Editorials

Set Logic

In procedural programming we tend to think in terms of properties and methods. Sometimes those properties may contain collections of properties, which is the closest we generally get to the concepts of programming in SQL.

By contrast, SQL programming begins with sets, the procedural concept of collections. While you can work with sets having only a single record, the language is still optimized to work on sets of records in the most efficient way. This dissonance of programming perspectives is what makes it more difficult for a procedural programmer to transition to working with SQL.

Often you will find code from procedural programmers that manipulates one record at a time in SQL. You will see this when they use a CURSOR to perform on individual records the same process that could have been applied to a complete set of data. Another way you see this is with the use of a loop that once again manipulates one record on each iteration. While these techniques of looping are not always wrong, they are often misused by individuals who have not made the transition to thinking in set logic.

Another example of procedural type processing is to return many records from a parent table. Then, for each record returned from the parent table, run another query against a child table to get dependent data. For example, get a list of people. Then,, for each person, get a list of their phone numbers. These two sets of people and their phones can be returned in a single stored procedure as two sets that may be joined on the client side as the data is being adapted to native objects.
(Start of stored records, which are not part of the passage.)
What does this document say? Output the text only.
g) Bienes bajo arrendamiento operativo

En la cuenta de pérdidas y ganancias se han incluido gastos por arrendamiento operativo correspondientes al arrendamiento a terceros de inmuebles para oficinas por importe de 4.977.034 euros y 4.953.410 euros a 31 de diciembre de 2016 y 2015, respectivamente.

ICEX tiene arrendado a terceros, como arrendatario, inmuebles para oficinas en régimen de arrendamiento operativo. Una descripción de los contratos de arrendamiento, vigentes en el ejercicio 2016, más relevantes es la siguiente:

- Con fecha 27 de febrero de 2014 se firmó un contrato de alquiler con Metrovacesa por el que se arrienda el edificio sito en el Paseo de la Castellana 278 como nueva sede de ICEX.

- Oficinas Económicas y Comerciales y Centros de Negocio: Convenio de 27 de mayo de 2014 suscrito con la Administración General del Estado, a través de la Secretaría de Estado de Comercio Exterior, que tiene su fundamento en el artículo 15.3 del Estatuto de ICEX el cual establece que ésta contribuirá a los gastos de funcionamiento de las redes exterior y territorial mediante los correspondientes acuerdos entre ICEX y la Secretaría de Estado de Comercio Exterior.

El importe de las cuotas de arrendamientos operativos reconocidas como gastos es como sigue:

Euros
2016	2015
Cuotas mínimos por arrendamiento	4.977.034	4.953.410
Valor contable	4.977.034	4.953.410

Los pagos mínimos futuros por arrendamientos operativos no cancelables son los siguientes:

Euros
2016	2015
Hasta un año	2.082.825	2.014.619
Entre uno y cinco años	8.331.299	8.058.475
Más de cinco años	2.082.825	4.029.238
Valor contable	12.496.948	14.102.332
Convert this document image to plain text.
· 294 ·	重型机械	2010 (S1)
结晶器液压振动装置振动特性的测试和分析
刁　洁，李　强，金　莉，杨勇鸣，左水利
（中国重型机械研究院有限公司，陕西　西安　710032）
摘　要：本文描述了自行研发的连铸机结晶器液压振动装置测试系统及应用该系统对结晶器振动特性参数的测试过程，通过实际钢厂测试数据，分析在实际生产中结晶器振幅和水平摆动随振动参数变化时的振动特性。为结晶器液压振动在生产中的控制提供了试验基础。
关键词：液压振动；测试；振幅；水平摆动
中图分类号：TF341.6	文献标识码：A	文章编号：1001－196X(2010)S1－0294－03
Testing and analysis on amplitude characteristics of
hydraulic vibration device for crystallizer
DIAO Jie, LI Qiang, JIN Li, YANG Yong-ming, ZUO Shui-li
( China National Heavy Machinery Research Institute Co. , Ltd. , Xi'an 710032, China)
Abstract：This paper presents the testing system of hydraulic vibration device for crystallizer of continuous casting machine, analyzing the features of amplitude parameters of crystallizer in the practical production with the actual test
Or, you could return them as two separate calls, one to return the people, and the second to return all of the phones for the selected people, and then combine the two sets in the client code into people having a collection of phones. What you don’t want to do is get a list of people, and then, for each person make a separate call to get their phones. While this does work, and is fairly efficient for smaller sets, when you are working with large sets of data, this process is sub-optimal.

There is a difference in the kind of system you are working with. Because OLTP systems tend to work with small sets, the impact of set logic is not as great as when you are working with systems requiring large sets of data. This is demonstrated by the use of ORMs designed to work with less set logic; the performance is often quite adequate. It is when you get to systems where you work with transactions containing multiple objects that the influence of SET logic makes a big difference.

For those of you entering into the world of SQL, you’ll find it valuable to understand the power of SET logic in your queries. Think of ways you can impact as many records as possible without resorting to procedural constructs like loops and Cursors.